Ces missions à répétition sont considérées comme étant à l’origine d’une forte progression du nombre de suicides dans l’armée américaine. L’an passé, 128 soldats ont mis fin à leurs jours contre 115 en 2007, et le nombre de suicides cette année est en voie de dépasser ce funeste record.
Face à ces statistiques alarmantes, le Pentagone a lancé des programmes de prévention et accentué les efforts de dépistage des problèmes psychologiques, comme le syndrome post-traumatique, et des traumatismes cérébraux provoqués par les explosions ou les chocs violents.
"Je veux briser le tabou autour de ces blessures. Elles sont aussi réelles qu’une jambe cassée ou un bras arraché. Ce ne sont pas des faux problèmes inventés par des soldats faibles", déclarait courant octobre le numéro deux de l’armée de terre américaine, le général Peter Chiarelli.

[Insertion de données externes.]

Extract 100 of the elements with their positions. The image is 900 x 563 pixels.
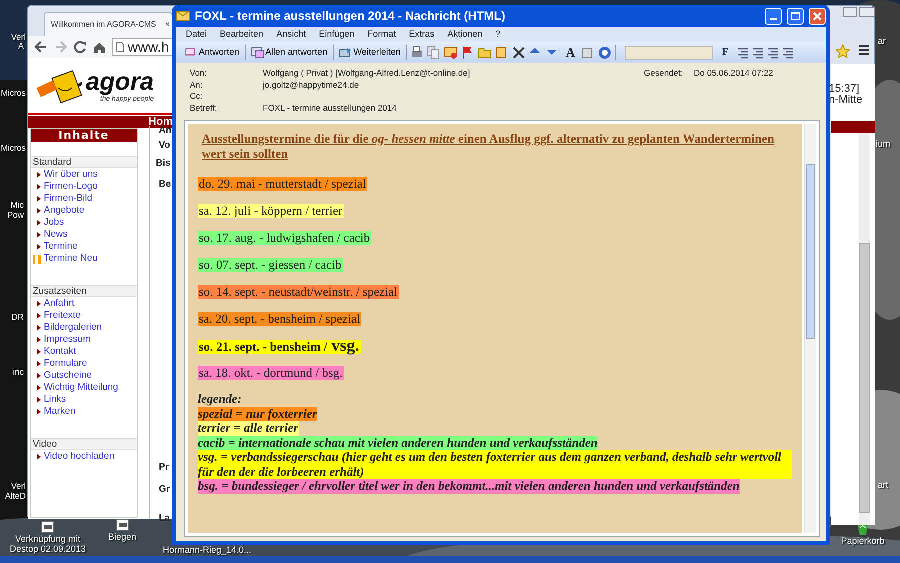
new-marker-icon [33,254,41,264]
indent-icon[interactable] [767,46,780,58]
desktop-icon-label: Pow [7,210,24,220]
menu-item[interactable]: Bearbeiten [220,28,264,42]
sidebar-link[interactable]: Firmen-Bild [31,193,137,205]
browser-tab[interactable]: Willkommen im AGORA-CMS × [44,12,173,36]
star-icon[interactable] [836,44,850,58]
permission-icon[interactable] [581,46,596,60]
page-icon [116,42,125,52]
mail-icon[interactable] [444,46,458,60]
field-value: Wolfgang ( Privat ) [Wolfgang-Alfred.Lenz@t-online.de] [263,68,472,80]
folder-icon[interactable] [478,46,492,60]
bullet-icon [37,208,41,214]
outdent-icon[interactable] [782,46,794,58]
sidebar-link[interactable]: Angebote [31,205,137,217]
desktop-icon-label: art [878,480,889,490]
toolbar-button[interactable]: Antworten [182,46,242,60]
desktop-icon-label: Mic [10,200,24,210]
form-label: Be [159,179,172,190]
address-field[interactable]: www.h [112,38,173,56]
desktop-icon-label: inc [13,367,24,377]
sidebar-link[interactable]: Video hochladen [31,451,137,463]
form-label: Bis [156,158,171,169]
bold-button[interactable]: F [722,47,728,58]
reload-icon[interactable] [74,40,87,54]
field-label: Cc: [190,91,204,102]
menu-item[interactable]: ? [496,28,501,42]
bullet-icon [37,220,41,226]
help-icon[interactable] [598,46,612,60]
bullet-icon [37,385,41,391]
toolbar-button[interactable]: Weiterleiten [336,46,403,60]
toolbar-button[interactable]: Allen antworten [248,46,330,60]
sidebar-link[interactable]: Freitexte [31,310,137,322]
back-icon[interactable] [34,40,48,54]
bullet-icon [37,325,41,331]
menu-item[interactable]: Datei [186,28,208,42]
section-heading: Zusatzseiten [31,285,137,297]
menu-item[interactable]: Ansicht [276,28,306,42]
bullet-icon [37,196,41,202]
desktop-icon-label: Verl [11,481,26,491]
font-size-button[interactable]: A [566,44,576,60]
logo-text: agora [86,68,154,96]
field-value: jo.goltz@happytime24.de [263,80,360,91]
sidebar-link[interactable]: Wir über uns [31,169,137,181]
scrollbar[interactable] [859,133,870,525]
maximize-button[interactable] [787,8,804,24]
delete-icon[interactable] [512,46,526,60]
sidebar-link[interactable]: News [31,229,137,241]
field-label: Betreff: [190,102,218,114]
video-file-icon[interactable] [116,519,130,531]
bullet-icon [37,409,41,415]
section-heading: Standard [31,156,137,168]
desktop-icon-label[interactable]: Biegen [105,532,140,542]
desktop-icon-label: Verl [11,32,26,42]
menu-item[interactable]: Aktionen [448,28,483,42]
bullet-icon [37,184,41,190]
bullet-icon [37,301,41,307]
menu-item[interactable]: Extras [409,28,435,42]
restore-button[interactable] [843,7,857,17]
flag-icon[interactable] [460,46,475,60]
sidebar-link[interactable]: Termine Neu [31,253,137,265]
sidebar-link[interactable]: Termine [31,241,137,253]
desktop-icon-label: DR [12,312,24,322]
menu-item[interactable]: Format [368,28,396,42]
form-label: Pr [159,462,170,473]
sidebar-link[interactable]: Gutscheine [31,370,137,382]
menu-item[interactable]: Einfügen [319,28,355,42]
scrollbar[interactable] [804,124,816,533]
bullet-icon [37,349,41,355]
home-icon[interactable] [93,40,106,54]
legend-title: legende: [198,392,242,406]
field-value: Do 05.06.2014 07:22 [694,68,774,80]
section-heading: Video [31,438,137,450]
minimize-button[interactable] [765,8,782,24]
sidebar-link[interactable]: Impressum [31,334,137,346]
desktop-icon-label: AlteD [5,491,26,501]
shortcut-icon[interactable] [41,521,55,533]
desktop-icon-label: Micros [0,143,26,153]
navigation-bar [831,121,875,133]
move-icon[interactable] [494,46,509,60]
sidebar-link[interactable]: Jobs [31,217,137,229]
sidebar-link[interactable]: Kontakt [31,346,137,358]
sidebar-link[interactable]: Formulare [31,358,137,370]
print-icon[interactable] [410,46,424,60]
sidebar-link[interactable]: Marken [31,406,137,418]
page-text: n-Mitte [829,95,863,106]
sidebar-link[interactable]: Wichtig Mitteilung [31,382,137,394]
desktop-icon-label[interactable]: Verknüpfung mit Destop 02.09.2013 [8,534,88,554]
close-icon [813,12,822,20]
reply-all-icon [250,46,264,58]
sidebar-link[interactable]: Bildergalerien [31,322,137,334]
close-button[interactable] [859,7,875,17]
desktop-icon-label: A [18,41,24,51]
close-tab-button[interactable]: × [165,18,170,30]
sidebar-link[interactable]: Firmen-Logo [31,181,137,193]
menu-icon[interactable] [858,44,870,56]
recycle-bin-icon[interactable] [856,523,870,535]
desktop-icon-label[interactable]: Papierkorb [838,536,888,546]
sidebar-link[interactable]: Links [31,394,137,406]
sidebar-link[interactable]: Anfahrt [31,298,137,310]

Parmi les soldats impliqués dans des incidents en Irak ou en Afghanistan, la proportion d’hommes souffrant de syndrome post-traumatique ou de traumatisme cérébral est passée de 38% à 52% depuis août 2008. Et selon le général Chiarelli, environ un tiers des soldats envoyés au front souffriront d’une forme ou d’une autre de syndrome post-traumatique.
Le problème commence à être pris sérieusement en compte. A l’hôpital militaire Walter Reed, à Washington, l’aide psychologique fait désormais partie intégrante des soins prodigués aux blessés revenant des zones de combat. Le personnel médical offre aussi un soutien aux familles d’anciens combattants, fragilisées par les longues absences des militaires et les traumatismes qu’ils rapportent.

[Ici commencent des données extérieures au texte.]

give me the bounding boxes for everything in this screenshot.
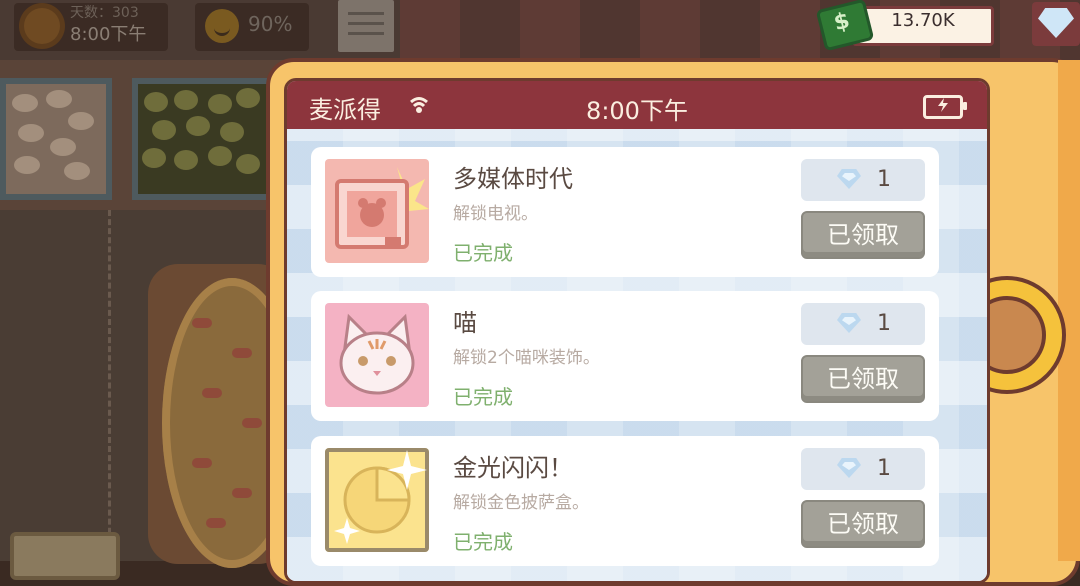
reward-badge: 1 [801, 303, 925, 345]
achievement-card: 喵 解锁2个喵咪装饰。 已完成 1 已领取 [311, 291, 939, 421]
day-counter: 天数：303 [70, 5, 139, 21]
reward-count: 1 [877, 167, 891, 192]
achievement-title: 喵 [453, 309, 477, 337]
gem-shop-icon[interactable] [1032, 2, 1080, 46]
claimed-button[interactable]: 已领取 [801, 500, 925, 548]
reward-badge: 1 [801, 448, 925, 490]
achievement-title: 多媒体时代 [453, 165, 573, 193]
tv-icon [325, 159, 429, 263]
achievement-card: 多媒体时代 解锁电视。 已完成 1 已领取 [311, 147, 939, 277]
pizza-box-slot[interactable] [10, 532, 120, 580]
achievement-status: 已完成 [453, 530, 513, 554]
mood-percent: 90% [248, 12, 293, 36]
olive-bin[interactable] [132, 78, 274, 200]
achievement-status: 已完成 [453, 385, 513, 409]
achievement-description: 解锁金色披萨盒。 [453, 493, 589, 513]
app-name: 麦派得 [309, 96, 381, 124]
money-value: 13.70K [891, 10, 955, 31]
achievement-title: 金光闪闪！ [453, 454, 573, 482]
gem-icon [837, 169, 861, 189]
battery-icon [923, 95, 967, 119]
sun-icon [24, 8, 60, 44]
status-bar: 麦派得 8:00下午 [287, 81, 987, 129]
achievement-description: 解锁电视。 [453, 204, 538, 224]
gold-pizza-box-icon [325, 448, 429, 552]
game-time: 8:00下午 [70, 24, 147, 45]
achievement-status: 已完成 [453, 241, 513, 265]
wifi-icon [410, 97, 428, 113]
smile-icon [205, 9, 239, 43]
reward-count: 1 [877, 456, 891, 481]
reward-badge: 1 [801, 159, 925, 201]
reward-count: 1 [877, 311, 891, 336]
claimed-button[interactable]: 已领取 [801, 211, 925, 259]
phone-edge [1058, 60, 1080, 561]
achievement-card: 金光闪闪！ 解锁金色披萨盒。 已完成 1 已领取 [311, 436, 939, 566]
gem-icon [837, 313, 861, 333]
mushroom-bin[interactable] [0, 78, 112, 200]
gem-icon [837, 458, 861, 478]
achievement-description: 解锁2个喵咪装饰。 [453, 348, 600, 368]
order-notepad-icon[interactable] [338, 0, 394, 52]
phone-clock: 8:00下午 [586, 97, 688, 125]
phone-screen: 麦派得 8:00下午 多媒体时代 解锁电视。 已完成 1 已领取 喵 解锁2个喵… [284, 78, 990, 584]
cat-icon [325, 303, 429, 407]
claimed-button[interactable]: 已领取 [801, 355, 925, 403]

"Il est clair que plus vous traitez ces blessures rapidement, plus vous avez des chances de succès. Il y a véritablement urgence" à s’attaquer au problème, a commenté mercredi le chef d’état-major américain, Michael Mullen, lors d’une conférence à Washington. Le plus haut gradé américain reconnaît toutefois que les soldats, baignés dans une culture valorisant les "durs à cuire", sont réticents à demander un soutien.
"Nous devons continuer à briser ce tabou. Parce que c’est difficile d’appeler à l’aide. Et cela se retourne trop souvent contre vous", a fait valoir l’amiral Mullen.